MOC2-170, Proctor Dunes, August 1999. Since first seen in Mariner 9 images of Mars, the isolated dune fields within large impact craters have been of great interest, as their dark colour indicates that the light dust that covers much of the planet does not accumulate on the sandy surfaces. This indicates that the dunes must be active – moving – and that we might, with time, eventually see evidence of changes that allow us to measure the effectiveness of wind erosion on Mars. The dune field in the picture above shows evidence of recent activity, as dark sand has been mobilized and transported across surfaces covered by the late-winter remains of seasonal frost.’

BAA and other observations (mostly concerning the polar regions), 1999 July 16–August 31

North Polar Region

The OAA (Japan) has reported observations of both the hood and ground cap during July 1–15, the hood predominating, with the situation changeable from day to day and especially with CM longitude. Since the last Circular, further supporting BAA data have come to hand for the first half of July. Observations for the second half of the month continue to show the NPH.

      Minami writes in OAA Circular No. 221: ‘This apparition provided a rare opportunity to watch the moment we had after these 15 years since 1984… We will meet 160 deg.
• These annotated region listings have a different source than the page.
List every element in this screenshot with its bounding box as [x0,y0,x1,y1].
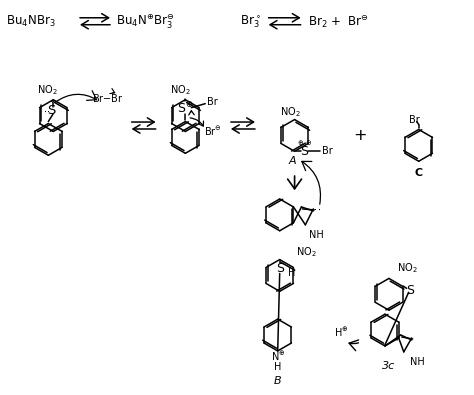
Text: S: S [406,284,414,297]
Text: N$^{\oplus}$: N$^{\oplus}$ [271,350,285,363]
Text: $\cdot\!\cdot$: $\cdot\!\cdot$ [43,105,50,116]
Text: H$^{\oplus}$: H$^{\oplus}$ [334,325,348,339]
Text: C: C [415,168,423,178]
Text: Bu$_4$N$^{\oplus}$Br$_3^{\ominus}$: Bu$_4$N$^{\oplus}$Br$_3^{\ominus}$ [116,12,174,30]
Text: Br: Br [207,97,218,107]
Text: Br: Br [322,146,333,156]
Text: NO$_2$: NO$_2$ [37,83,58,97]
Text: NH: NH [310,230,324,240]
Text: Bu$_4$NBr$_3$: Bu$_4$NBr$_3$ [6,14,55,29]
Text: $^{\oplus}$: $^{\oplus}$ [297,140,304,150]
Text: Br$_3^{\,\circ}$: Br$_3^{\,\circ}$ [240,13,262,30]
Text: S: S [301,145,309,158]
Text: S: S [276,262,284,275]
Text: $\cdot\cdot$: $\cdot\cdot$ [313,204,322,214]
Text: NO$_2$: NO$_2$ [280,105,301,118]
Text: $^{\ominus}$: $^{\ominus}$ [305,140,312,150]
Text: +: + [354,128,367,143]
Text: $\ddot{\rm S}$: $\ddot{\rm S}$ [46,101,56,118]
Text: Br$_2$ +  Br$^{\ominus}$: Br$_2$ + Br$^{\ominus}$ [308,13,368,30]
Text: NH: NH [410,357,424,367]
Text: B: B [274,376,282,386]
Text: 3c: 3c [383,361,395,371]
Text: A: A [289,156,296,166]
Text: Br: Br [410,115,420,124]
Text: H: H [288,269,295,278]
Text: NO$_2$: NO$_2$ [296,245,316,258]
Text: S$^{\oplus}$: S$^{\oplus}$ [177,101,194,116]
Text: Br$-$Br: Br$-$Br [92,92,124,104]
Text: Br$^{\ominus}$: Br$^{\ominus}$ [204,125,222,138]
Text: NO$_2$: NO$_2$ [170,83,191,97]
Text: H: H [274,362,282,372]
Text: NO$_2$: NO$_2$ [397,261,418,275]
Ls again in mid-May 2001 with apparent diameter 16 arcsec, but the sub-Earth point will be [in] the southern hemisphere.’ The Director agrees. It is rare to have this opportunity to watch the NPC to NPH transition with favourable presentation and disk size. A well-documented apparition for the transition from ground cap to hood is that of 1905. After re-examining Percival Lowell’s published sketchbook Drawings of Mars, 1905 in my library, I was struck with the enormous energy of Lowell for examining the planet so frequently. If we ignore the stylised representation of the albedo features, the polar region seems to be very accurately portrayed. The transition from cap to hood that year is also recounted in one of Lowell’s popular books. But despite his 24-inch Clark OG, Lowell could only watch at one terrestrial longitude.

South Polar Region

The S. limb has remained bright, though not always at all longitudes. While I am sure that the ground cap must have already formed, it may be overlaid with the hood sometimes, and it is not easy to see with severe foreshortening and bad seeing on the increasingly tiny disk. Some observers refer explicitly to a ground cap. In the longitudes of Argyre and Solis Lacus the SPH was especially bright in July (e.g., Parker’s images of July 21 and 24), but more data are needed for August. Again, I do not intend to report upon white cloud activity on the planet generally.
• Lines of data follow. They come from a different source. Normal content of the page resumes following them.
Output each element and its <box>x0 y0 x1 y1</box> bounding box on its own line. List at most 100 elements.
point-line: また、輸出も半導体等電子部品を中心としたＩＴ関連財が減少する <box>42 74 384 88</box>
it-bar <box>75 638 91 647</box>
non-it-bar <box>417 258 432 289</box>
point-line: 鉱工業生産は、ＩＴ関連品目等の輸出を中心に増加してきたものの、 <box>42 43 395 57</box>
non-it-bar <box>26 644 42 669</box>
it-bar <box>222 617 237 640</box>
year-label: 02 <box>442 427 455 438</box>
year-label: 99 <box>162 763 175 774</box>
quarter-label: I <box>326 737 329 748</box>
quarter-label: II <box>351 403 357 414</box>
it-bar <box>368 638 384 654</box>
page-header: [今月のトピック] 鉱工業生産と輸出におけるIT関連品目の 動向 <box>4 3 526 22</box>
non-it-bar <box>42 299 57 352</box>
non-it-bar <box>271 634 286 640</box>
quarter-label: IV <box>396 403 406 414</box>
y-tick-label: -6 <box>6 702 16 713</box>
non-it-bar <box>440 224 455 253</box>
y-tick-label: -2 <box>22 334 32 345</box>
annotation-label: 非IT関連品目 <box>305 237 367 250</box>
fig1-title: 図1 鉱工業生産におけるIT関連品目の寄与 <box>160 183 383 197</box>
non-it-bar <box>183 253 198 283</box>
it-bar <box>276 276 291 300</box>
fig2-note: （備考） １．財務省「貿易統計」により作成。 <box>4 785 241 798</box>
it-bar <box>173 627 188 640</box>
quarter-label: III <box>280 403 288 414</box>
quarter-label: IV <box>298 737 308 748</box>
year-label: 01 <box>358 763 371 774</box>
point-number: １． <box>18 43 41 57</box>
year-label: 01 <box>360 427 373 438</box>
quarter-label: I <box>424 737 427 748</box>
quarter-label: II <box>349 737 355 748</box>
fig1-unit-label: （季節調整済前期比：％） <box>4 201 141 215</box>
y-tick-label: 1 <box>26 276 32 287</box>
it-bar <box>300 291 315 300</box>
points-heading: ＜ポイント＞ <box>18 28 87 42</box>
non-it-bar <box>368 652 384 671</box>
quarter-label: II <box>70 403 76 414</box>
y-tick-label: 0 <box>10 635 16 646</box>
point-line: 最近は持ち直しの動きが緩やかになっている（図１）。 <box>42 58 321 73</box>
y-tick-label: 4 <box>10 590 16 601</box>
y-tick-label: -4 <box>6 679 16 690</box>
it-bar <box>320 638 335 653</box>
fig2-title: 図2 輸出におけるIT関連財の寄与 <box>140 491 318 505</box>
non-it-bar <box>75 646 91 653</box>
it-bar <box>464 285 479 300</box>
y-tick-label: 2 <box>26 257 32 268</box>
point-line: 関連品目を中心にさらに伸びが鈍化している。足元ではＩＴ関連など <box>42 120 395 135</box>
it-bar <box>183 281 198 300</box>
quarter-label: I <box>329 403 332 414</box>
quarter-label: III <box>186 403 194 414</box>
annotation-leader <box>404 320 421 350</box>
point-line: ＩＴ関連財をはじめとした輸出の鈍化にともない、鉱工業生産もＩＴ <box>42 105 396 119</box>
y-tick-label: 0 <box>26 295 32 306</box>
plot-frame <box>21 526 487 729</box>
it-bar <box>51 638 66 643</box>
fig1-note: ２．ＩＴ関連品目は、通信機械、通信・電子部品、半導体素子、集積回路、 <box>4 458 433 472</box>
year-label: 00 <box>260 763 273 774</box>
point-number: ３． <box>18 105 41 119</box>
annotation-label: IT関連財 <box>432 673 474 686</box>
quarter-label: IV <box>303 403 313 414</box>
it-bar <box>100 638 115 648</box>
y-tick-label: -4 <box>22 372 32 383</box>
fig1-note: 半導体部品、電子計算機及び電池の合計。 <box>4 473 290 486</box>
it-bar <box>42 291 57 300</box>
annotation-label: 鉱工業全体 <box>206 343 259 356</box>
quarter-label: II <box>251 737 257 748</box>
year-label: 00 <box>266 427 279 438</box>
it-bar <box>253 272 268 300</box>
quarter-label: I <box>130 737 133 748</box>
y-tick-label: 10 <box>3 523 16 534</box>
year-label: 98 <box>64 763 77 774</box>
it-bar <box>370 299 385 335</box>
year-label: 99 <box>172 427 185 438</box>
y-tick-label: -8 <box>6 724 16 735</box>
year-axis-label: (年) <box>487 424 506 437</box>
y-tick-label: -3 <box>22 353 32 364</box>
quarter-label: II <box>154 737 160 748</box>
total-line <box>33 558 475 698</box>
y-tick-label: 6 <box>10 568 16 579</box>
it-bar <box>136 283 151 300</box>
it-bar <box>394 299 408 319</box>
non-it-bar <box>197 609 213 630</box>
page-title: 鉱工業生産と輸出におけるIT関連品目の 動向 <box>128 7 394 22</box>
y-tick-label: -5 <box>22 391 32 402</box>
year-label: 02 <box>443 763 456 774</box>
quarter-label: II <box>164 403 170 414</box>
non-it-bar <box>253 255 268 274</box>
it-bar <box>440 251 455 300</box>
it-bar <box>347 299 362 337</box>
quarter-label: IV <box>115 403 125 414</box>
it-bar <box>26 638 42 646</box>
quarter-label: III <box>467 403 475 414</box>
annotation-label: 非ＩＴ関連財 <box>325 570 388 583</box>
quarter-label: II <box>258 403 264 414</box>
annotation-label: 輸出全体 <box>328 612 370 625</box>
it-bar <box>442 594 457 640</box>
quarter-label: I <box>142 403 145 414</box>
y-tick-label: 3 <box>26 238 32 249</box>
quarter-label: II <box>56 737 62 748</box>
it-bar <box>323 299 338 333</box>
The BAA martian dust storm Memoir

By the time this Circular reaches you, the delivery of the Mars Memoir will be just a few weeks away. The Memoir will be advertised in the December 1999 BAA Journal, and I am hoping Sky and Telescope will mention it. (For details, see Memoir)
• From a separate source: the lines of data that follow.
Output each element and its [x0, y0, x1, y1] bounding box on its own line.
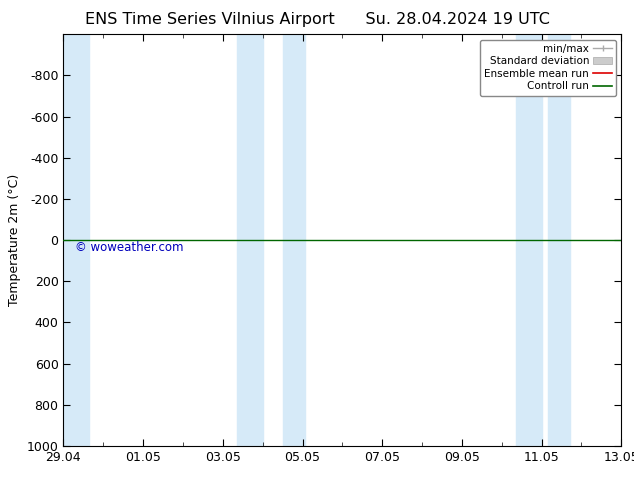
Bar	[283, 34, 304, 446]
Y-axis label: Temperature 2m (°C): Temperature 2m (°C)	[8, 174, 21, 306]
Text: ENS Time Series Vilnius Airport      Su. 28.04.2024 19 UTC: ENS Time Series Vilnius Airport Su. 28.0…	[84, 12, 550, 27]
Bar	[515, 34, 541, 446]
Bar	[236, 34, 262, 446]
Bar	[63, 34, 89, 446]
Legend: min/max, Standard deviation, Ensemble mean run, Controll run: min/max, Standard deviation, Ensemble me…	[480, 40, 616, 96]
Bar	[548, 34, 569, 446]
Text: © woweather.com: © woweather.com	[75, 242, 183, 254]
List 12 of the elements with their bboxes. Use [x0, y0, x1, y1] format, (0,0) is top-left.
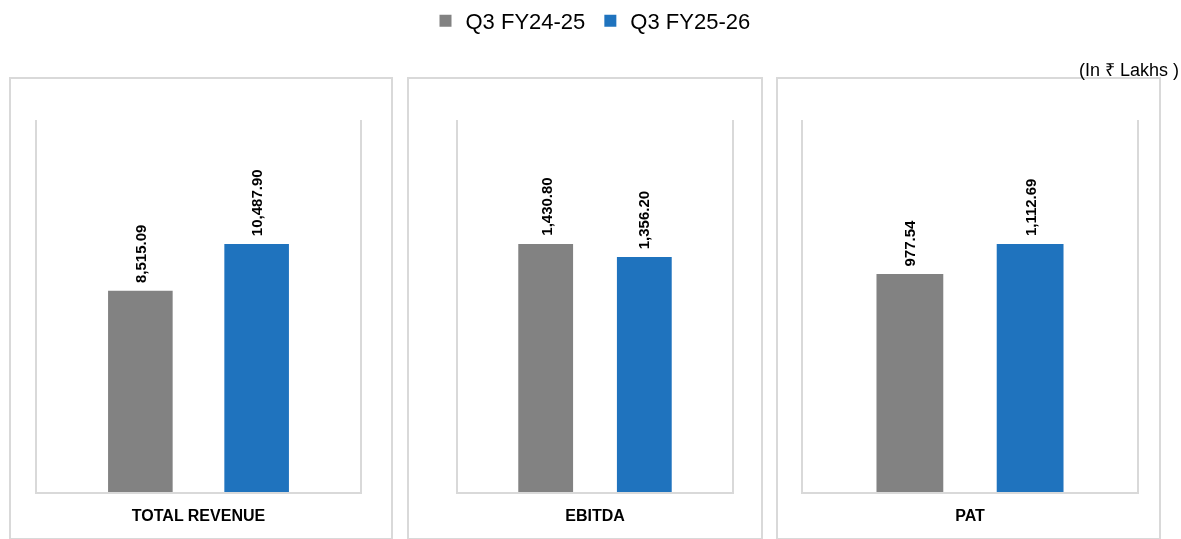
data-label: 977.54 [901, 219, 919, 267]
x-axis-title: PAT [955, 506, 986, 524]
x-axis-title: EBITDA [565, 506, 626, 524]
text: (In ₹ Lakhs ) [1079, 60, 1180, 80]
data-label: 1,430.80 [537, 177, 555, 236]
data-label: 8,515.09 [131, 224, 149, 284]
legend-label: Q3 FY25-26 [630, 9, 751, 35]
data-label: 10,487.90 [248, 169, 266, 237]
data-label: 1,356.20 [635, 190, 653, 250]
data-label: 1,112.69 [1022, 178, 1040, 237]
x-axis-title: TOTAL REVENUE [131, 506, 266, 524]
legend-label: Q3 FY24-25 [465, 9, 586, 35]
This is the last Circular for the current apparition. Although further data will be much appreciated, I do not intend to issue further Circulars for the 1998–99 apparition. If something exceptional happens I will try to report it in the Journal.

A big thank you to all those who supported the Section this apparition. My congratulations upon your fine observations, which I am now working to get into print! See you all in 2001.